What does directors & officers insurance cover and how do you know if you need it? Directors and Officers insurance is designed to protect the directors and officers of a company from litigation expenses and damages where such people are directly sued by an outside party. Such third parties may include investors, customers, employees or other interests. The private assets of such directors and officers may be at risk in such litigation. The directors and officers insurance is a coverage that will indemnify a company director or officer for legal defense and damages or indemnify a company in instances where it will indemnify their director or officer in question.
So what are the instances in which a director or officer could face such a situation? This is an area that has been getting more and more attention due to the frequency with which such suit are being brought. Claims against D’s and O’s can cover a lot of ground including instances such as
- Breach of Fiduciary Duty
- Claims of illegal business practices
- Regulatory violations
- Shareholder lawsuit
There’s more than this to the list but you get the idea that there is a lot of ground. Essentially, a type of claim that is aimed at the leadership of a company regarding leadership decisions and policy can fall into this category of claim.
As far as knowing if you need it, if you are a publicly traded company, yes you do and you already have it (at least you better). More likely if you are asking this question it is because your company is a private one and you are debating if you need it. From my experience the answer comes down to three rationales.
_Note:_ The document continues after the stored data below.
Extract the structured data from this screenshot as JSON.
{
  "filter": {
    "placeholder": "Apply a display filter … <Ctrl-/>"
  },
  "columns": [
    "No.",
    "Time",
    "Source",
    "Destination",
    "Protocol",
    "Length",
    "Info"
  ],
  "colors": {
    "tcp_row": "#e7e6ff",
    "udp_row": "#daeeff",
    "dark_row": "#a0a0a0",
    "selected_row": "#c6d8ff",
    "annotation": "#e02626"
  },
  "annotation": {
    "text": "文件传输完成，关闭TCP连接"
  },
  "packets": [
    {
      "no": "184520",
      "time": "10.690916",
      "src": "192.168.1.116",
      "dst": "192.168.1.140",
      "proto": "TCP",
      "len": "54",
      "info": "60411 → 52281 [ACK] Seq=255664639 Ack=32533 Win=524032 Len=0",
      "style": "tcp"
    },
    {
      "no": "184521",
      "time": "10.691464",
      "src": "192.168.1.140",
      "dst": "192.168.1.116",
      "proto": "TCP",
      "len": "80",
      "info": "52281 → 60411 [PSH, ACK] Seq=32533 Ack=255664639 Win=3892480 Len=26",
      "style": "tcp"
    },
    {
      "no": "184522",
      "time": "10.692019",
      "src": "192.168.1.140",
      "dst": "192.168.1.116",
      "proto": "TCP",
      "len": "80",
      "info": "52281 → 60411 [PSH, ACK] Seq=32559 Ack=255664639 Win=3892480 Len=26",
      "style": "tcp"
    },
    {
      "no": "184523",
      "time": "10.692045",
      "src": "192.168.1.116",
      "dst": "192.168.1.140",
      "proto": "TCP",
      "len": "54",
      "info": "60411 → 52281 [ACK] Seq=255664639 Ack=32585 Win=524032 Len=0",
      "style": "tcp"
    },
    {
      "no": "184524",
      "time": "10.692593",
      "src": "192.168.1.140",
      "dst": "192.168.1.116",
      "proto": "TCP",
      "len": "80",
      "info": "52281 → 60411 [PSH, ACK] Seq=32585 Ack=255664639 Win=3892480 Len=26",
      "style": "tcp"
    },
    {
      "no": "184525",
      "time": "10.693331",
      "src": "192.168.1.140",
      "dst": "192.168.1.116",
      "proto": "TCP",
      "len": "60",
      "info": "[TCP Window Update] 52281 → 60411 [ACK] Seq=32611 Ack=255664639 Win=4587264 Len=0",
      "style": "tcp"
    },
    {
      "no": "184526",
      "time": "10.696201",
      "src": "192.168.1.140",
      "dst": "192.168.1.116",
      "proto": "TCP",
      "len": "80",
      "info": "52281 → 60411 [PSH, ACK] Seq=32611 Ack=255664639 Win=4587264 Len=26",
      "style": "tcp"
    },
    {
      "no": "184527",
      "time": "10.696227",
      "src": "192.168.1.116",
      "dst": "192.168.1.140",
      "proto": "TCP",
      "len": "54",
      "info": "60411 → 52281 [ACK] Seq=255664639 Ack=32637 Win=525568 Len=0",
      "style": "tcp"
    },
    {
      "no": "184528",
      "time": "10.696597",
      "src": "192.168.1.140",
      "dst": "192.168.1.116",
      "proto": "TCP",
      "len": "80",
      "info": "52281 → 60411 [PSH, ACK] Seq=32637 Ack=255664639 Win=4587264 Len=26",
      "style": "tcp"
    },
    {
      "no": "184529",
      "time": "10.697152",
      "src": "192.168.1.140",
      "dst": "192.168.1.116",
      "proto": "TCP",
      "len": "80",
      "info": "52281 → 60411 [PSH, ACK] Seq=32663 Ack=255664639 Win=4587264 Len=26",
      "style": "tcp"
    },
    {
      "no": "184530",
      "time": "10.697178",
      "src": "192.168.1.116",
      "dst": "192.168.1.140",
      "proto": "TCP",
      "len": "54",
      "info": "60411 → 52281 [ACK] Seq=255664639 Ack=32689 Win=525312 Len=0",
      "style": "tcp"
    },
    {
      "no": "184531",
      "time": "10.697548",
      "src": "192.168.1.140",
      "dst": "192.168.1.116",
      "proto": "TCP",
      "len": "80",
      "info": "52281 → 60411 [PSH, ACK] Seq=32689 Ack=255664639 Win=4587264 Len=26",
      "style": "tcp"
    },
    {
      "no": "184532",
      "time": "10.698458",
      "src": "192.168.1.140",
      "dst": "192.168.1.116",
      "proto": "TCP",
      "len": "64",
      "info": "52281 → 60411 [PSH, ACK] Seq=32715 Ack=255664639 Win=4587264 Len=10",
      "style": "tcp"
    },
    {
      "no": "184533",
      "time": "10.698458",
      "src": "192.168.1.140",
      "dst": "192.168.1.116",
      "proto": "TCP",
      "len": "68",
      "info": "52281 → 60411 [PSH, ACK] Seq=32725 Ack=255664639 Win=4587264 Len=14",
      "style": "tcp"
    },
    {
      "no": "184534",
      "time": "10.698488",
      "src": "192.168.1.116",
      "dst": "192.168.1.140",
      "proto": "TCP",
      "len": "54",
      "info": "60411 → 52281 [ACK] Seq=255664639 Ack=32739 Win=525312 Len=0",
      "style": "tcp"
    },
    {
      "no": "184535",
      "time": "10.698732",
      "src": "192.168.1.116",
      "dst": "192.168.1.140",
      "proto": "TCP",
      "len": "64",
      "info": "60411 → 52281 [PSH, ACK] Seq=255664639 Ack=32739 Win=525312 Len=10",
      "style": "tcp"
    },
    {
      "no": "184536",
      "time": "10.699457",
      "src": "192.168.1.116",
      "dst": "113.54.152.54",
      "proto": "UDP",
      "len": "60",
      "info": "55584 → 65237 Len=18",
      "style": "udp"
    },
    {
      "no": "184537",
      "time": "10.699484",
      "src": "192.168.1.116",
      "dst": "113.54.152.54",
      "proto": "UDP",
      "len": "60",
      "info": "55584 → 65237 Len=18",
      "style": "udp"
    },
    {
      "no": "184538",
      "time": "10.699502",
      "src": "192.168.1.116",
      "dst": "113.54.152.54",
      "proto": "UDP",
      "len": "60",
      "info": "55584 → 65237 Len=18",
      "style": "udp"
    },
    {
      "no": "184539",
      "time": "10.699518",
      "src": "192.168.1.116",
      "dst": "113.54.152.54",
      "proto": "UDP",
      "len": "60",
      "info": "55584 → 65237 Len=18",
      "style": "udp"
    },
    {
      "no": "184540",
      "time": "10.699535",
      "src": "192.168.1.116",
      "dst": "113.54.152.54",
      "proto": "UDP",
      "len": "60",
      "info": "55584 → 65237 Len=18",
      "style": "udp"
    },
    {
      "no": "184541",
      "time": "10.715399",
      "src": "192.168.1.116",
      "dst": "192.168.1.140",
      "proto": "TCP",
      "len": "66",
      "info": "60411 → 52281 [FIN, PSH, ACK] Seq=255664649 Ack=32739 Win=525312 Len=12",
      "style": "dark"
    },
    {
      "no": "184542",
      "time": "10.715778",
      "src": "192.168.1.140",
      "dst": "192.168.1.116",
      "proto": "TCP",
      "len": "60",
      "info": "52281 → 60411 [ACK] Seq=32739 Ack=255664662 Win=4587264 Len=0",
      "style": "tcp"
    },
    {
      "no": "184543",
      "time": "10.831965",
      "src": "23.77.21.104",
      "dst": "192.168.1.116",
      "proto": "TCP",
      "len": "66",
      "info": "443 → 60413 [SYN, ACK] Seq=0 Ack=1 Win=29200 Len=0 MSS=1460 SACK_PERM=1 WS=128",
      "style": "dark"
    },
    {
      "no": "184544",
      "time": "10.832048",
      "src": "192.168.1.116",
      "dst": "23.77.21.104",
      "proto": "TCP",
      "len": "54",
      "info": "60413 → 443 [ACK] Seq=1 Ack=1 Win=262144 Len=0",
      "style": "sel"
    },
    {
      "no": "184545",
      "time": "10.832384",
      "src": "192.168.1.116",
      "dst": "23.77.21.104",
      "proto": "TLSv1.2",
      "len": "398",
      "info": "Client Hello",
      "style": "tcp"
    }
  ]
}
A prerequisite to a funding round
One point at which it makes sense to insure your directors is if getting a pile of money depends on it. In many cases, VC or private equity firms will make this a contingency to closing a round of funding for a company. The amount of coverage will be set by the entity but more often than not it is a stock $1mm coverage amount. EPLI may also be a component of this prerequisite and would be a separate line item in a comprehensive management liability policy, just be aware.
You are trying to land a board member and they require it
I’ve had clients out in Silicon Valley try to bring experienced people in to become part of a board of directors. The people that were targets of these companies were experienced old hands in the tech and startup space, so one of the first requirements these folks had was making sure that D&O was in place. If you are trying to put a board in place made up of experienced industry veterans, be prepared to have Directors and Officers coverage become part of the conversation.
A third rationale is a little more of a judgment call on the timing, but if you yourself are an officer and are asking this question, you will want to consider it when you feel it is time to……
CYA-Cover Your Ass
As soon as there are directors and officers acting in a management capacity, there is a need for this type of coverage. Most bootstrapping startups will put it off until there is a trigger and that’s understandable but if the company has some traction and is moving along well enough where the resources are there, get this in place.